La méthode Tong Cuong

Valérie Tonc Cuong ©F.Mantovani

Amandine Glévarec – Chère Valérie, je vais tenter une première question tout particulièrement indiscrète, mais il paraitrait que votre adolescence a été pour le moins tumultueuse ?

Valérie Tong Cuong Ce fut une longue période de chaos, de violence et de solitude. J’étais incapable d’en parler, alors j’ai dissimulé ce que je vivais à mes proches. Ces expériences m’ont blessée profondément, mais avec du recul, je constate qu’elles m’ont aussi beaucoup appris.

A. G. – Quelle place occupait la lecture dans votre vie à ce moment-là ? L’envie d’écrire était-elle déjà présente ?

V. T. C. – Je lisais énormément.
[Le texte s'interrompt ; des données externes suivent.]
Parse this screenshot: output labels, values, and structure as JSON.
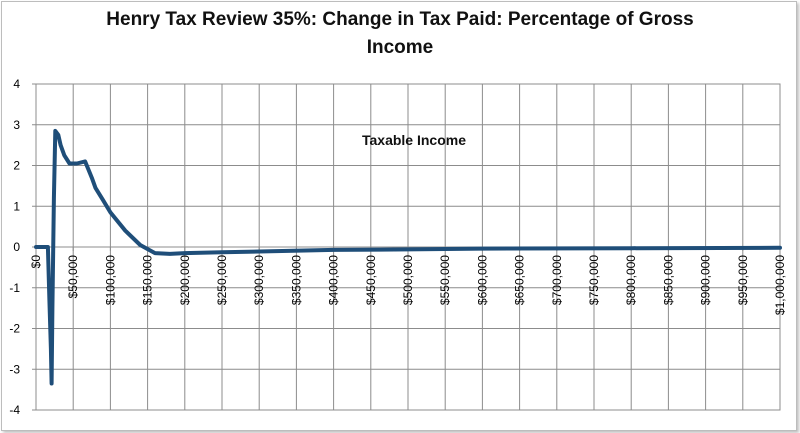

Grâce à la lecture, je m’extrayais d’une existence qui me pesait, je passais dans une autre dimension où tout redevenait possible. J’ai également beaucoup écrit, des notes, de la poésie, des courriers que je n’expédiais pas. J’exprimais via l’écrit ce que j’étais incapable d’oraliser.

A. G. – Vous vous orientez ensuite vers des études consacrées aux sciences politiques et à la littérature, vu de loin ça peut paraître un peu surprenant, sinon contradictoire, est-ce que vous l’avez vécu ainsi ?

V. T. C. – J’avais envie de mieux comprendre le fonctionnement du monde dans sa globalité. J’ai commencé par une hypokhâgne et une khâgne sans intention de présenter l’ENS, mais plus par goût des lettres, des grands auteurs et des grands textes, ainsi que pour me former à une méthode de travail rigoureuse. Le passage aux sciences politiques était un des ponts possibles après la prépa. J’ai surtout travaillé sur les relations internationales puis sur les politiques publiques et la gestion des organisations.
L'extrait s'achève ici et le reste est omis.